Spaceflight is ballistic flight into or through outer space. Spaceflight can occur with spacecraft with or without humans on board. Examples of human spaceflight include the Russian Soyuz program, the U.S. Space shuttle program, as well as the ongoing International Space Station. Examples of unmanned spaceflight include space probes that leave Earth orbit, as well as satellites in orbit around Earth, such as communications satellites. These operate either by telerobotic control or are fully autonomous.
The realistic proposal of space travel goes back to Konstantin Tsiolkovsky.

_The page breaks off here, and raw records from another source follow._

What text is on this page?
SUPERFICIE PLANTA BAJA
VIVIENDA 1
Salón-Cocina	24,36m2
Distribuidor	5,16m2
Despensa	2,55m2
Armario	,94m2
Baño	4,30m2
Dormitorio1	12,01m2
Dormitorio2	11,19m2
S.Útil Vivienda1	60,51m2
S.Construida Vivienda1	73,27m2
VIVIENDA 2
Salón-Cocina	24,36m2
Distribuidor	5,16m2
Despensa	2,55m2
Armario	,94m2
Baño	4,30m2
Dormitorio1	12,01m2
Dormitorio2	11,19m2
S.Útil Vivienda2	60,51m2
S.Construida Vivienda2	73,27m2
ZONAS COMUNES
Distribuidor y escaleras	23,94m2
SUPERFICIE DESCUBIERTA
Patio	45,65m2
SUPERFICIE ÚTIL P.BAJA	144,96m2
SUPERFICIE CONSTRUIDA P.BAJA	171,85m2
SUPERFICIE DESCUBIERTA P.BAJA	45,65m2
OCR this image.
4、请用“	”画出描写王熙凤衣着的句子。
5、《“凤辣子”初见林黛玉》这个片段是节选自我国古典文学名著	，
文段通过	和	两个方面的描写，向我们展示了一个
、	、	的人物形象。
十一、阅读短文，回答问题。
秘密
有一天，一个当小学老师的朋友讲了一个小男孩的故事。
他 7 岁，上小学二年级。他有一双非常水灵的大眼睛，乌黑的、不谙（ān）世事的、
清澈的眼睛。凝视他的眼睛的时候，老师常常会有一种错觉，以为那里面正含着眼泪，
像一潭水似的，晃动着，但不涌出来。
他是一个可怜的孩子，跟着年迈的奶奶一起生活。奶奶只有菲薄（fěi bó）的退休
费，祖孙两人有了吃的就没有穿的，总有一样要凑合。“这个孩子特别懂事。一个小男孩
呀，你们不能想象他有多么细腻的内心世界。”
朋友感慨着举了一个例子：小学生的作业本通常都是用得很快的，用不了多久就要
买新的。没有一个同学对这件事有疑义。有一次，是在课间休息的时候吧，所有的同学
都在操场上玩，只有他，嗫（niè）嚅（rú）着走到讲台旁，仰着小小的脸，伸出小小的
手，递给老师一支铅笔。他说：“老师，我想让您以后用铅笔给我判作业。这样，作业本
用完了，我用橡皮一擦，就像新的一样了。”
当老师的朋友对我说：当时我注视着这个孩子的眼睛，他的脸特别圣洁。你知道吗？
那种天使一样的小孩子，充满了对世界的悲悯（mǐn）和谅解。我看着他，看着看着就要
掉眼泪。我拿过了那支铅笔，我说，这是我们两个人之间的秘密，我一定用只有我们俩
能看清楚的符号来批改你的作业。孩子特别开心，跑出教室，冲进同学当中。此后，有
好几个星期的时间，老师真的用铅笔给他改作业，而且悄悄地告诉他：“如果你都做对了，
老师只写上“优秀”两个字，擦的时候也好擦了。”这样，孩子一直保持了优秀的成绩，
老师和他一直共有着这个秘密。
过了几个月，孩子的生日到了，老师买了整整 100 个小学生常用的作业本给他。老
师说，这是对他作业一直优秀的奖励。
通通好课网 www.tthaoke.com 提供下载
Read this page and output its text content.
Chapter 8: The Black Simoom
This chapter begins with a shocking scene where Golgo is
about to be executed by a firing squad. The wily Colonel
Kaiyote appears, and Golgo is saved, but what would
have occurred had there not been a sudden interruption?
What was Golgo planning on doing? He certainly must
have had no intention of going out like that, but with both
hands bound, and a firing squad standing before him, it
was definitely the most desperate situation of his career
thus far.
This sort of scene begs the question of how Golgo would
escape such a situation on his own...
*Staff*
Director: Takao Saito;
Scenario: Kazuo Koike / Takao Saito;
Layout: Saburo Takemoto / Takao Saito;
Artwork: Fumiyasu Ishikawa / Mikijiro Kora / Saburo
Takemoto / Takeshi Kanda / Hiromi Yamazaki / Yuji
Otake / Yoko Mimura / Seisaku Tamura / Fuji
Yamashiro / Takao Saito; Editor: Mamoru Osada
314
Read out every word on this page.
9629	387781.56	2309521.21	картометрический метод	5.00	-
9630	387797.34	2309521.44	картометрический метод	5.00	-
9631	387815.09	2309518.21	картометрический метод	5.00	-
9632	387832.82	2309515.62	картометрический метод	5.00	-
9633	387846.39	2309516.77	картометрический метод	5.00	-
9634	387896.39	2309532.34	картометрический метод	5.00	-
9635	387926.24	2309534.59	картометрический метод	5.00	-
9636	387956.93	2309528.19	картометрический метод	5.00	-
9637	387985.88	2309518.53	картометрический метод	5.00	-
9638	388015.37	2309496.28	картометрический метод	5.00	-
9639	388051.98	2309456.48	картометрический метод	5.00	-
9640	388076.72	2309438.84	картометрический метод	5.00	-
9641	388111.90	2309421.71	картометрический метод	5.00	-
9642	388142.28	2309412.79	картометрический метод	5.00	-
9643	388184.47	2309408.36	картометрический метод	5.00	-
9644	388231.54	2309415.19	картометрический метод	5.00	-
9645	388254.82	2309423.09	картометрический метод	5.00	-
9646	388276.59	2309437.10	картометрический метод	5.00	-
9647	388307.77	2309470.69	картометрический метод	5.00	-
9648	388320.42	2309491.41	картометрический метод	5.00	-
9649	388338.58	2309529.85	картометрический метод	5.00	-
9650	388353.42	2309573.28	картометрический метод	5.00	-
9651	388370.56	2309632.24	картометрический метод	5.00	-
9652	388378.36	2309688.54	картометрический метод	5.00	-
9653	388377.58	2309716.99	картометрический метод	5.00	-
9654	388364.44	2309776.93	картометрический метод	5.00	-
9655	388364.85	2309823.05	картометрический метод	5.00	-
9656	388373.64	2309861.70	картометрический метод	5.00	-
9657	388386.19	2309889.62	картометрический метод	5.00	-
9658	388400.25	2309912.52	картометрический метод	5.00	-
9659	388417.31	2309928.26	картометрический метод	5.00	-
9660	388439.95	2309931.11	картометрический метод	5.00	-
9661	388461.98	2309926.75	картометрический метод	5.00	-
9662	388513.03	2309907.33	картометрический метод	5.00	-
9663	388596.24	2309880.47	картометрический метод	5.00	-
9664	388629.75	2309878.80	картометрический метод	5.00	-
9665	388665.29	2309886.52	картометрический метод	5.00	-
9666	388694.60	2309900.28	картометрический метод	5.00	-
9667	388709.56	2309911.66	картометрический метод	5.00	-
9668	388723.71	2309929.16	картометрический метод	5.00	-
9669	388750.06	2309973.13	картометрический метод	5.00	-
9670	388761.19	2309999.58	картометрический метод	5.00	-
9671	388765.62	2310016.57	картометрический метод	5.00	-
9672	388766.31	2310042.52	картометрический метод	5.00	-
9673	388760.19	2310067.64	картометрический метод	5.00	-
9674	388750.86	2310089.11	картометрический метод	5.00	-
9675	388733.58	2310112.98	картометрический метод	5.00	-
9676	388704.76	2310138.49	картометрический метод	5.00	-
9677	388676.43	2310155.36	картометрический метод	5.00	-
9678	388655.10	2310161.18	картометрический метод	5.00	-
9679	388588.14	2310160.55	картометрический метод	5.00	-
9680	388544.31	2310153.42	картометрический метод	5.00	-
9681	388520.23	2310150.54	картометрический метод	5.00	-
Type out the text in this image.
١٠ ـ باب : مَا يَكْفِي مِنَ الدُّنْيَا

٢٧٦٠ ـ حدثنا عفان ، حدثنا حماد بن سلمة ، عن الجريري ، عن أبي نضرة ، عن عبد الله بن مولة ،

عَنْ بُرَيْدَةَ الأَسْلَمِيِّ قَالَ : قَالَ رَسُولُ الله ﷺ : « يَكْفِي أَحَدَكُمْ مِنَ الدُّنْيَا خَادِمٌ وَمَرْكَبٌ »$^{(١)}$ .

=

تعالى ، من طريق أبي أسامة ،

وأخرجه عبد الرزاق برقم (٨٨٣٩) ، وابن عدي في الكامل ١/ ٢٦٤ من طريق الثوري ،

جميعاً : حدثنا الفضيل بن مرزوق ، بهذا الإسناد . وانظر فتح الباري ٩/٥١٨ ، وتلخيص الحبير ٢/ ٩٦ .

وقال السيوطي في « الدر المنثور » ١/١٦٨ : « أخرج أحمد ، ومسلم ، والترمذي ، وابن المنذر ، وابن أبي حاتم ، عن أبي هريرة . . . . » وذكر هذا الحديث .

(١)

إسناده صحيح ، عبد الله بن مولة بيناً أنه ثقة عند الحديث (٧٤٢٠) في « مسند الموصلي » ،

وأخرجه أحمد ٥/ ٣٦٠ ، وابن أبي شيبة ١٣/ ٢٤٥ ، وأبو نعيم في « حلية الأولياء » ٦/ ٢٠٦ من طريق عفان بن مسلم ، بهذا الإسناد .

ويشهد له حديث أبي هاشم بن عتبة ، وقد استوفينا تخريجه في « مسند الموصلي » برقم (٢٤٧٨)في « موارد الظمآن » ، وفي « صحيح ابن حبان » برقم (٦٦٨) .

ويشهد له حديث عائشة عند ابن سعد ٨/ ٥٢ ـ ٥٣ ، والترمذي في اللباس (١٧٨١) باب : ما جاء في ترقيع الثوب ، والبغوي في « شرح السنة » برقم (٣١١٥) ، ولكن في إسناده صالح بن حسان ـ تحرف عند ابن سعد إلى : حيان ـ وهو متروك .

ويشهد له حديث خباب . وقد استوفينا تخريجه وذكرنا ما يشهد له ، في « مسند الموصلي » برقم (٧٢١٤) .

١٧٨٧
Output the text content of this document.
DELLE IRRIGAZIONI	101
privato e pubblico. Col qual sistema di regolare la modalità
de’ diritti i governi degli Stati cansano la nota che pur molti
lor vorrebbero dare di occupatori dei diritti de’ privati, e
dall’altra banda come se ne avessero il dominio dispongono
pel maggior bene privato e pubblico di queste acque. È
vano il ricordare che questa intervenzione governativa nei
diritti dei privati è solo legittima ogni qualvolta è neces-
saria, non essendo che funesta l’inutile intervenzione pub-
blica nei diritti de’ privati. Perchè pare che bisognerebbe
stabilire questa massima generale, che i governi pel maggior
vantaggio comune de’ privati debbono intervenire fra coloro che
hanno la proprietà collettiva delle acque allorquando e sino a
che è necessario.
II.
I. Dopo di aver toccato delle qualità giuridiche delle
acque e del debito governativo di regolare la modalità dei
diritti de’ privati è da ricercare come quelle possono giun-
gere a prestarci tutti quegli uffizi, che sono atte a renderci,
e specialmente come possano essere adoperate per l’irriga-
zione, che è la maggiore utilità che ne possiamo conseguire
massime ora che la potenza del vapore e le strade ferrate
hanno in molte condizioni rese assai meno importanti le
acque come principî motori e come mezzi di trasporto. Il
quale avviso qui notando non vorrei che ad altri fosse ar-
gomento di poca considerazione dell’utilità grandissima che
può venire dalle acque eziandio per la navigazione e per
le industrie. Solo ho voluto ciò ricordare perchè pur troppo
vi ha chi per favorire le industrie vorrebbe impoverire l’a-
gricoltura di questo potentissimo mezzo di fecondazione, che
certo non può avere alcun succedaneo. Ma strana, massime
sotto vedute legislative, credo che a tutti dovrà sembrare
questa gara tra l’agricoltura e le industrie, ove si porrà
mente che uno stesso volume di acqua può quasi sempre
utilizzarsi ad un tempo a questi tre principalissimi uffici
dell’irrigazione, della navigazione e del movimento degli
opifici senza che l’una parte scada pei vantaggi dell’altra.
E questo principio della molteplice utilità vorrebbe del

Spaceflight became an engineering possibility with the work of Robert H. Goddard's publication in 1919 of his paper 'A Method of Reaching Extreme Altitudes'; where his application of the de Laval nozzle to liquid fuel rockets improved efficiency enough for interplanetary travel to become possible. He also proved in the laboratory that rockets would work in the vacuum of space; not all scientists of that day believed they would. This paper was highly influential on Hermann Oberth and Wernher Von Braun, later key players in spaceflight.
The first rocket to reach space, an altitude of 189 km, was the German V-2 rocket, on a test flight in June 1944.On 4 October 1957, the Soviet Union launched Sputnik 1, which became the first artificial satellite to orbit the Earth. The first human spaceflight was Vostok 1 on April 12, 1961, aboard which Soviet cosmonaut Yuri Gagarin made one orbit around the Earth. The lead architects behind the Soviet space program's Vostok 1 mission were the rocket scientists Sergey Korolyov and Kerim Kerimov.
Rockets are the only means currently capable of reaching orbit. Other non-rocket spacelaunch technologies have yet to be built, or remain short of orbital speeds.